One wonders what took S&P so long.
The catalyst was a report that Asia's most indebted airline asked its banks to convert some debt into equity. Japan Airlines is seeking as much as 400 billion yen ($3.29 billion) of financial aid from its banks, the Nikkei newspaper reported on May 24. Under credit ratings criteria, a debt-for-equity swap is equivalent to a default on debt obligations.
Yet Japan Airlines has been in turbulence for some time. The struggling carrier is an intriguing microcosm of what ails Japan's economy even as it shakes off 15 years of minimal growth.
Japan Airlines is a bloated, uncompetitive, expensive, shareholder-unfriendly company -- not unlike Japan's entire economy in some ways.

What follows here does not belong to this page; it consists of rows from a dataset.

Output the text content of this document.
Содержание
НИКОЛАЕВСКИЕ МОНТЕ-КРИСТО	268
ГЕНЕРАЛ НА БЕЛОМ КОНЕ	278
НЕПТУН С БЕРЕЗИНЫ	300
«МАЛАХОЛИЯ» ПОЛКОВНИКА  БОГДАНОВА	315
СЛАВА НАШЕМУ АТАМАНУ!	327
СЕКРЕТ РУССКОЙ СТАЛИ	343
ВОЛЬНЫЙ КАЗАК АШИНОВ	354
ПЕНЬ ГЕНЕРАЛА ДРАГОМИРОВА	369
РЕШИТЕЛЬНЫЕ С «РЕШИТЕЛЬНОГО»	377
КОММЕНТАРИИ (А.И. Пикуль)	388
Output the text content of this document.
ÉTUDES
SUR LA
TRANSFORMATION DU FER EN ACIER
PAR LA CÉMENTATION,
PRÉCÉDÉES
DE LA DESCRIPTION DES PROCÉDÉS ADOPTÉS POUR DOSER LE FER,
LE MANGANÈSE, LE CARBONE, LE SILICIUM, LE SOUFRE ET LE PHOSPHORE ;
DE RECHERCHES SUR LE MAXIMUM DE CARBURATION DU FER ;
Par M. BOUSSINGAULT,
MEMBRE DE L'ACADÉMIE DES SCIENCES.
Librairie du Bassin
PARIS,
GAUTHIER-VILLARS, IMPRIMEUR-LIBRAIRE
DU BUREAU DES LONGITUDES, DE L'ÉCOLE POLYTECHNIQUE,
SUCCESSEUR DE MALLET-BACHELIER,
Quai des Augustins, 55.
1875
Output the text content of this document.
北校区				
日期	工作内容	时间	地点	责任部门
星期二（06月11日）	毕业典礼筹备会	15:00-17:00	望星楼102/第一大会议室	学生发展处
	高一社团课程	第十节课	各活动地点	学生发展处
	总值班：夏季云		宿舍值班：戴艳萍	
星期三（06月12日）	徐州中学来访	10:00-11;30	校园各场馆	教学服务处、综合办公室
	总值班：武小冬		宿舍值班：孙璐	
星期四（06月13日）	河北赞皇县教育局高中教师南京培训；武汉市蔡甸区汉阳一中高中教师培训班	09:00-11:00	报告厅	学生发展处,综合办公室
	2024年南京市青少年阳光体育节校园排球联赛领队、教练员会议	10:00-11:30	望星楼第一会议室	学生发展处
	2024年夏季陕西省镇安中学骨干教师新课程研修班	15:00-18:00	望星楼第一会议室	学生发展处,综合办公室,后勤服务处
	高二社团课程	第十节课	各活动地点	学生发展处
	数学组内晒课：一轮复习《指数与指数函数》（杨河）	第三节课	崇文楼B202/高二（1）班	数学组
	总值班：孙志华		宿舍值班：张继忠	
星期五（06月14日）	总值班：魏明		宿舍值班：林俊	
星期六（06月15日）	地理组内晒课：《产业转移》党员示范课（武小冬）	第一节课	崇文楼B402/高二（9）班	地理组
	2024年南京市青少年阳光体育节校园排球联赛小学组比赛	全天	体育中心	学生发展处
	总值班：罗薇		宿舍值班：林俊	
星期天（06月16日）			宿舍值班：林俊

Yes, Japan is back and Prime Minister Junichiro Koizumi made progress in shaking up Japan Inc. before stepping down last September. The economy will reap the dividends for years to come.
JAL and Japan
Yet to raise its game, Japan still needs to reduce public debt, increase competition, boost productivity, encourage entrepreneurship, attract more foreign capital, end its addiction to ultra-low interest rates and improve corporate governance.
Many of these challenges apply to Japan Airlines, too. Tackling them will help Japan and its companies fly higher.
(William Pesek is a Bloomberg News columnist. The opinions expressed are his own.)